St. Joseph Plantation History
This 1000 acre plantation is the birthplace of H. H. Richardson, one of America's most important architects of the 19th century.
The maison principale was acquired by a French doctor, who was hired to care for the plantation masters, their families, and slaves.
Josephine Aime, daughter of Valcour Aime, "The Louis XIV of Louisiana", married Alexis Ferry. They purchased the plantation in 1858 and enjoyed the lavish lifestyle that existed prior to the Civil War.
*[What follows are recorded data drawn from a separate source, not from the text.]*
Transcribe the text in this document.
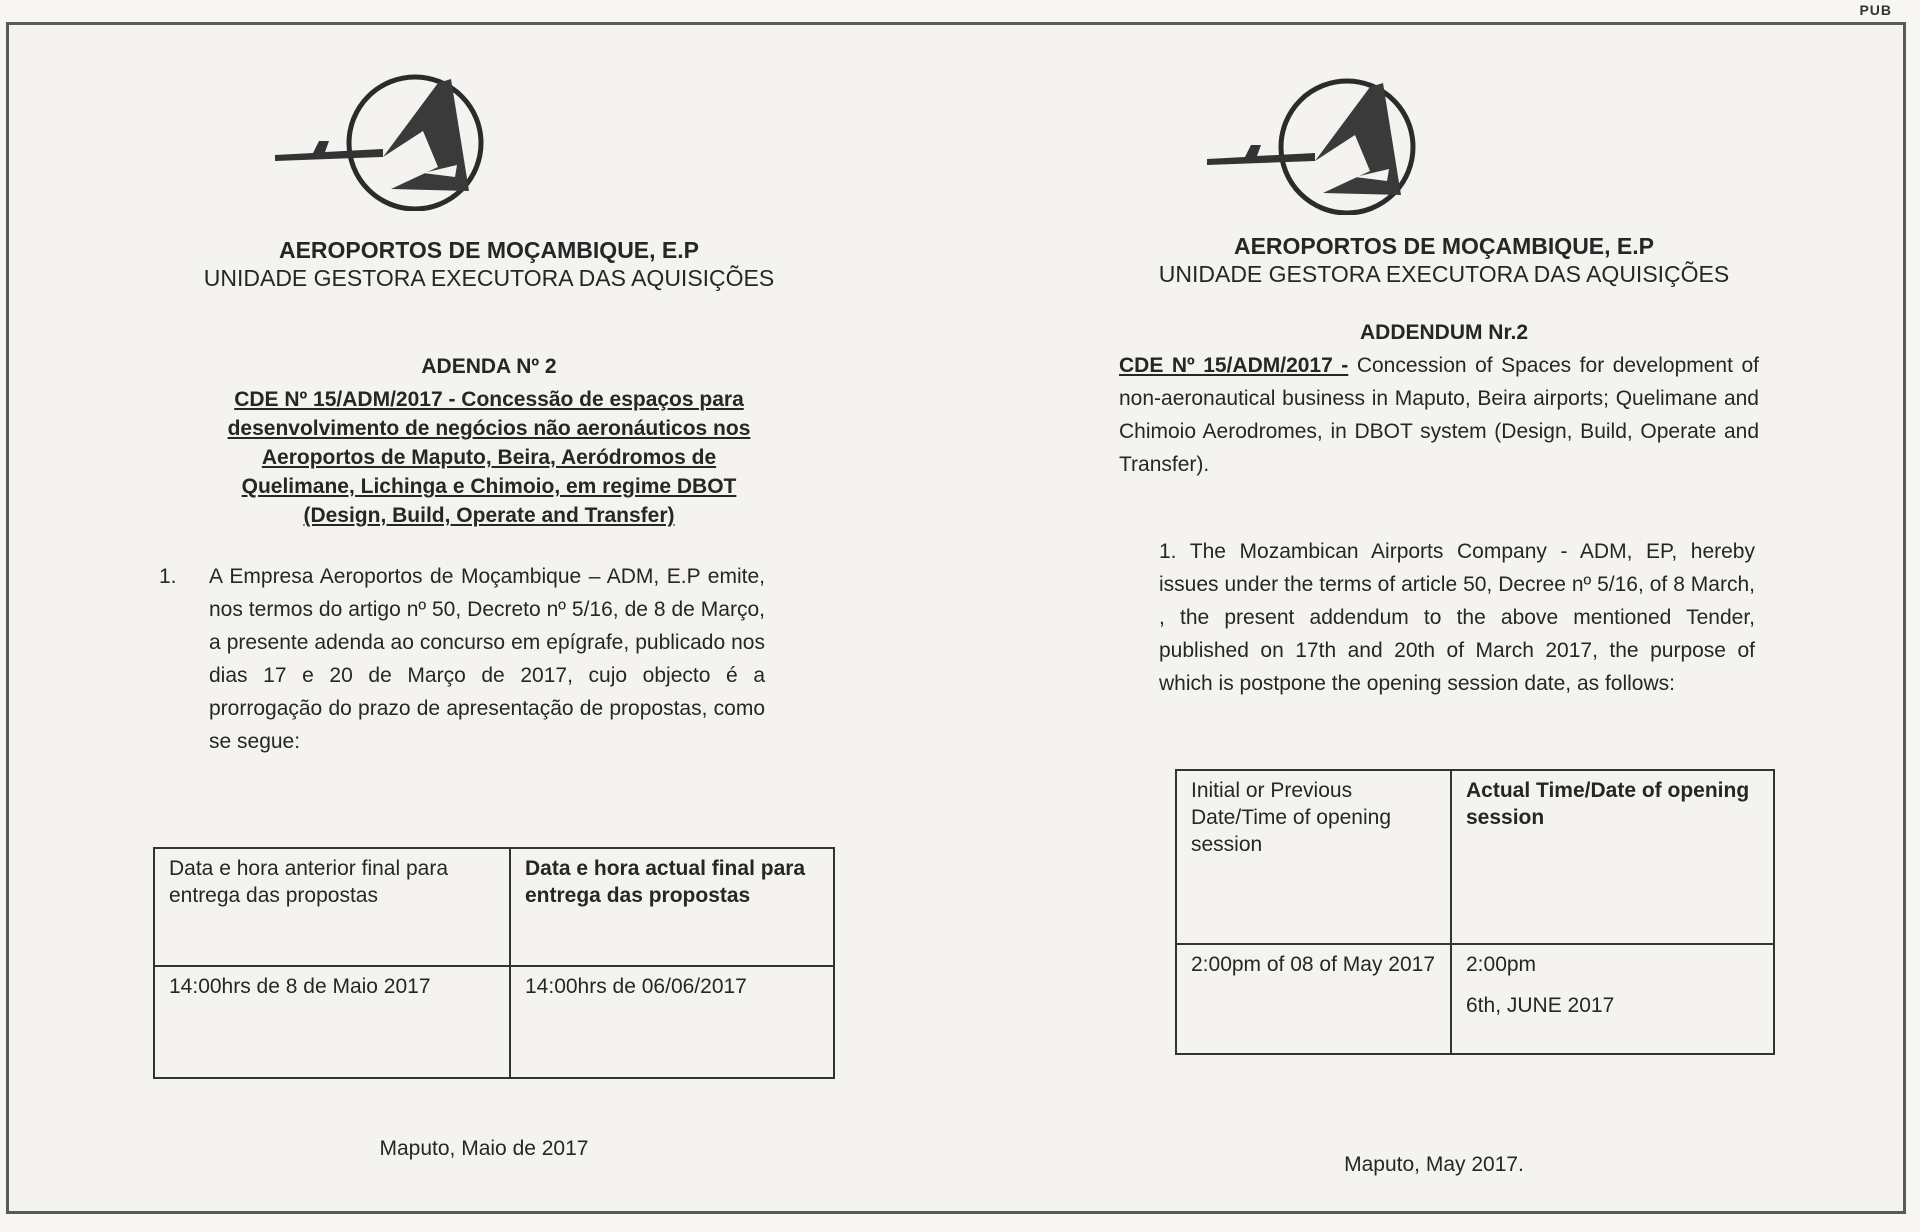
PUB
AEROPORTOS DE MOÇAMBIQUE, E.P
UNIDADE GESTORA EXECUTORA DAS AQUISIÇÕES
ADENDA Nº 2
CDE Nº 15/ADM/2017 - Concessão de espaços para
desenvolvimento de negócios não aeronáuticos nos
Aeroportos de Maputo, Beira, Aeródromos de
Quelimane, Lichinga e Chimoio, em regime DBOT
(Design, Build, Operate and Transfer)
1. A Empresa Aeroportos de Moçambique – ADM, E.P emite, nos termos do artigo nº 50, Decreto nº 5/16, de 8 de Março, a presente adenda ao concurso em epígrafe, publicado nos dias 17 e 20 de Março de 2017, cujo objecto é a prorrogação do prazo de apresentação de propostas, como se segue:
Data e hora anterior final para entrega das propostas	Data e hora actual final para entrega das propostas
14:00hrs de 8 de Maio 2017	14:00hrs de 06/06/2017
Maputo, Maio de 2017
AEROPORTOS DE MOÇAMBIQUE, E.P
UNIDADE GESTORA EXECUTORA DAS AQUISIÇÕES
ADDENDUM Nr.2
CDE Nº 15/ADM/2017 - Concession of Spaces for development of non-aeronautical business in Maputo, Beira airports; Quelimane and Chimoio Aerodromes, in DBOT system (Design, Build, Operate and Transfer).
1. The Mozambican Airports Company - ADM, EP, hereby issues under the terms of article 50, Decree nº 5/16, of 8 March, , the present addendum to the above mentioned Tender, published on 17th and 20th of March 2017, the purpose of which is postpone the opening session date, as follows:
Initial or Previous Date/Time of opening session	Actual Time/Date of opening session
2:00pm of 08 of May 2017	2:00pm
6th, JUNE 2017
Maputo, May 2017.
In 1877, unable to retain ownership after slavery was abolished, they lost their plantation for non-payment of back taxes.
The lives of these families through the years were deeply intertwined with neighboring plantations, Oak Alley, Laura, "Le Petit Versailles", and still to this day, Felicite.
Learn about the sugar cane industry in South Louisiana from 1795, when sugar was first produced on a commercial scale and sugar was considered white gold, to the present day. Sugar continues to play a vital role in the economy of Louisiana.
View the renovated slave cabins as well as Creole Cottages, detached kitchen, barns, chicken coops, blacksmith shop carpenter shop and other dependencies necessary to sustain life during these early years.
These are the tireless volunteers; some, cousins as distant as the fourth degree. As a family, we have come together to breathe new life into this beautiful house so that we may share our home's wonderful story with all who have a desire to take in the wealth of information provided by time.